Methodology

How we counted the nights

Every assumption is declared. Every source is cited. Every limitation is named before you find it. This analysis is descriptive — we measure, we don't model.

Core principle

This analysis makes no causal claims. We don't say hot nights cause the exodus — we say they coincide with it and every resident of Nouakchott knows the connection. We don't predict the future. We don't run regressions. We count.

The approach is the same as La Taxe Canicule: take public data, apply an international standard, and report what comes out. The methodology is transparent, the data is accessible, and anyone can reproduce the analysis from scratch.

"We didn't model anything. We counted the nights the city doesn't sleep."

01 — Temperature data

Hourly air temperature at 2 meters above ground, from the Open-Meteo Historical Weather API. The underlying model is ERA5, the reanalysis product of the European Centre for Medium-Range Weather Forecasts (ECMWF / Copernicus).
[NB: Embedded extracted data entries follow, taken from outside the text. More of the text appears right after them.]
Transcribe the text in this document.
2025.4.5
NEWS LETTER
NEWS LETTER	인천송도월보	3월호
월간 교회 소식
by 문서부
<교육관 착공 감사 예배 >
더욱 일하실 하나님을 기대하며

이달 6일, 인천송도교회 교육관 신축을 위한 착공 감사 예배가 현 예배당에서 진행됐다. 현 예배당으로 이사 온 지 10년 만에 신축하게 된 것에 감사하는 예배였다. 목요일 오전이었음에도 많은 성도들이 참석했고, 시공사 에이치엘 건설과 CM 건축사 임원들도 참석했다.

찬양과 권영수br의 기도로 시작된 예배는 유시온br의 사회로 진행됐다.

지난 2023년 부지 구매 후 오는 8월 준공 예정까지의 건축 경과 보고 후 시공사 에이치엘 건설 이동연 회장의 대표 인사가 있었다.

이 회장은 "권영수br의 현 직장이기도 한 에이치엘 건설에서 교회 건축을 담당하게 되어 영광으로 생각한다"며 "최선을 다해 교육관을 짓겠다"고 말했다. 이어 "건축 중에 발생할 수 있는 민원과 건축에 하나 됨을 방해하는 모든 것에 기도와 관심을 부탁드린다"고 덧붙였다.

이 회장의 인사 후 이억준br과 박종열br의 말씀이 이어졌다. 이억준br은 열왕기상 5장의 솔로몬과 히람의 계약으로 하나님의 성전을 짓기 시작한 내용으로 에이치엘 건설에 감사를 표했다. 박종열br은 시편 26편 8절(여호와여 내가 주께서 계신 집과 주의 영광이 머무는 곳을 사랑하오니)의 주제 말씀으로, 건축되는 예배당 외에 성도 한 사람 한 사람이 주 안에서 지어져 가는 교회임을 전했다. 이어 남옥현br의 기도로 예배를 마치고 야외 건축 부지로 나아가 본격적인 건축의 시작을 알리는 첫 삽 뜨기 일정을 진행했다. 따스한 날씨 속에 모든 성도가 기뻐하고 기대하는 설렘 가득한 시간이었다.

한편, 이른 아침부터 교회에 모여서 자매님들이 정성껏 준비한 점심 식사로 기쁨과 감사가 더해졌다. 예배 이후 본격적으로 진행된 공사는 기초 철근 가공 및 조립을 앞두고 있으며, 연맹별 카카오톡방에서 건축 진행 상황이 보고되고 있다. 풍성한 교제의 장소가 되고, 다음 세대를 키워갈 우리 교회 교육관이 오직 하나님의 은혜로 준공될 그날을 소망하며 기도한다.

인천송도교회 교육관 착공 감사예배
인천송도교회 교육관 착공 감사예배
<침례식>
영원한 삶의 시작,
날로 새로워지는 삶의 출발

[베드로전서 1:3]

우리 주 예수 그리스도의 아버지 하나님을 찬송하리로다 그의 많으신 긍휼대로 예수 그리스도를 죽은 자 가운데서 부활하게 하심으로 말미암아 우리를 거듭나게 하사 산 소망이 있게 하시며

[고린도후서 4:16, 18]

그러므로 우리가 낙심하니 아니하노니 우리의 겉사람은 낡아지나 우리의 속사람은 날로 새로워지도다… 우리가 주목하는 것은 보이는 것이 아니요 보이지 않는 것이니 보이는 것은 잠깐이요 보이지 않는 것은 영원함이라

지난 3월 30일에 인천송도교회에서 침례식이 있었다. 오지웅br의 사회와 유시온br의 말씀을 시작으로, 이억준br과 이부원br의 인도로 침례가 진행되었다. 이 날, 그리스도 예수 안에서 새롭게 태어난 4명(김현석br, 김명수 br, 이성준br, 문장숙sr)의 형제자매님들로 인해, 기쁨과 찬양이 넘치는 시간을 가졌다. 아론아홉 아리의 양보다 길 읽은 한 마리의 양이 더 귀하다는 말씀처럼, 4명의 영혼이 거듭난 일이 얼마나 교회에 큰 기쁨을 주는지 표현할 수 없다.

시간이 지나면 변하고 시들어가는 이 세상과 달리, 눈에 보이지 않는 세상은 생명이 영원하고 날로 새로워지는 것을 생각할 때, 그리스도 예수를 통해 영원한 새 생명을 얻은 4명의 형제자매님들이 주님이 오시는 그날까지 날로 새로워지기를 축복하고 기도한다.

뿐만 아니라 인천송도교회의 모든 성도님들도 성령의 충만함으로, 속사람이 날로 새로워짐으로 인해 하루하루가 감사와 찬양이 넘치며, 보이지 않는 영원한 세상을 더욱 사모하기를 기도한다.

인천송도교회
It's the same model used by national weather agencies worldwide.

Coordinates: 18.0858°N, 15.9785°W (Nouakchott city center) Period: January 2019 – December 2025 Resolution: hourly Timezone: UTC+0 (Africa/Nouakchott) Variable: temperature_2m (°C)

Source

Open-Meteo Historical Weather API. License CC BY 4.0. ERA5 model, Copernicus / ECMWF. open-meteo.com

02 — Defining a night

A "night" is the period from 6:00 PM on day N to 6:00 AM on day N+1. This 12-hour window covers sunset (around 7PM in Nouakchott) through past sunrise (around 6:30AM, varying by season).

For each night, we compute the minimum temperature over this window. If that minimum stays above the threshold, the night is classified as "hot." We require at least 8 valid data hours for a night to count.

night = 6:00 PM (day N) → 6:00 AM (day N+1) night_min = min(temperature_2m) over this window hot_night = 1 if night_min > threshold, 0 otherwise valid if ≥ 8 hours of data available

03 — Hot night threshold

The WHO and WMO define a "tropical night" as one where the minimum temperature doesn't drop below 25°C. That threshold was designed for temperate latitudes. It doesn't reflect Nouakchott's reality, where 25°C at night feels comfortable.

We use 26°C. Still conservative for a Sahelian city, but it corresponds to the sleep disruption point documented in tropical epidemiological literature. The data pipeline initially computes at 25°C (WHO standard). The visualization script recomputes everything at 26°C. Both datasets are available.

Declared assumption

Threshold: nighttime minimum > 26°C.

Reason: WHO 25°C designed for temperate latitudes. 26°C is conservative for Nouakchott. Matches sleep disruption thresholds in tropical literature.

Alternative: 25°C (WHO, would increase counts) or 28°C (stricter, would reduce to ~3% of nights — doesn't reflect lived experience).

04 — Consecutive streaks

Consecutive hot-night streaks are computed by walking through nights chronologically. Each time the minimum temperature crosses above the threshold, a streak begins. It ends when a night drops below. Streaks are sorted by length, descending.

The longest recorded streak is 23 consecutive nights, starting September 2, 2019. For three weeks, Nouakchott's nighttime temperature never dropped below 26°C. Not a single night of relief.

for each night in chronological order: if night_min > 26°C: continue current streak (or start a new one) else: end current streak, record its length sort streaks by length descending

05 — Declared context (not measured)

Two elements of this analysis are not measured by our data but declared as context:

Power outages. We have no access to SOMELEC outage data. No public data exists. We declare that outages are frequent and concentrate in summer based on official communiqués, press reports, and the universal lived experience of Nouakchott residents.

Seasonal exodus. No seasonal mobility data exists for Nouakchott. We declare that the exodus exists — to villages in the interior, abroad, and to legzer on the outskirts — based on local knowledge. It's a phenomenon every resident of Nouakchott knows and can confirm.

Important distinction

Temperature data is measured (Open-Meteo / ERA5). Power outages and the seasonal exodus are declared (local knowledge + press sources). Both types of information are clearly distinguished throughout the site.

06 — Limitations

We name our limitations before you find them.

This analysis does not claim a causal link between hot nights and the exodus. It does not predict future years. It covers only Nouakchott — not other Mauritanian cities. Six years of data (2019–2025) is not enough to establish a long-term climate trend. The 26°C threshold is a declared choice, not a medical absolute. ERA5 data is a reanalysis — not ground station measurements. The spatial resolution covers the whole city without distinguishing neighborhoods.

Power outages are not quantified. The seasonal exodus is not measured. Health impacts are not assessed — we have no hospital data for Nouakchott.

These limitations bound the analysis without invalidating it. We count the nights. We declare the context. We show the data. The rest belongs to those who live in the city.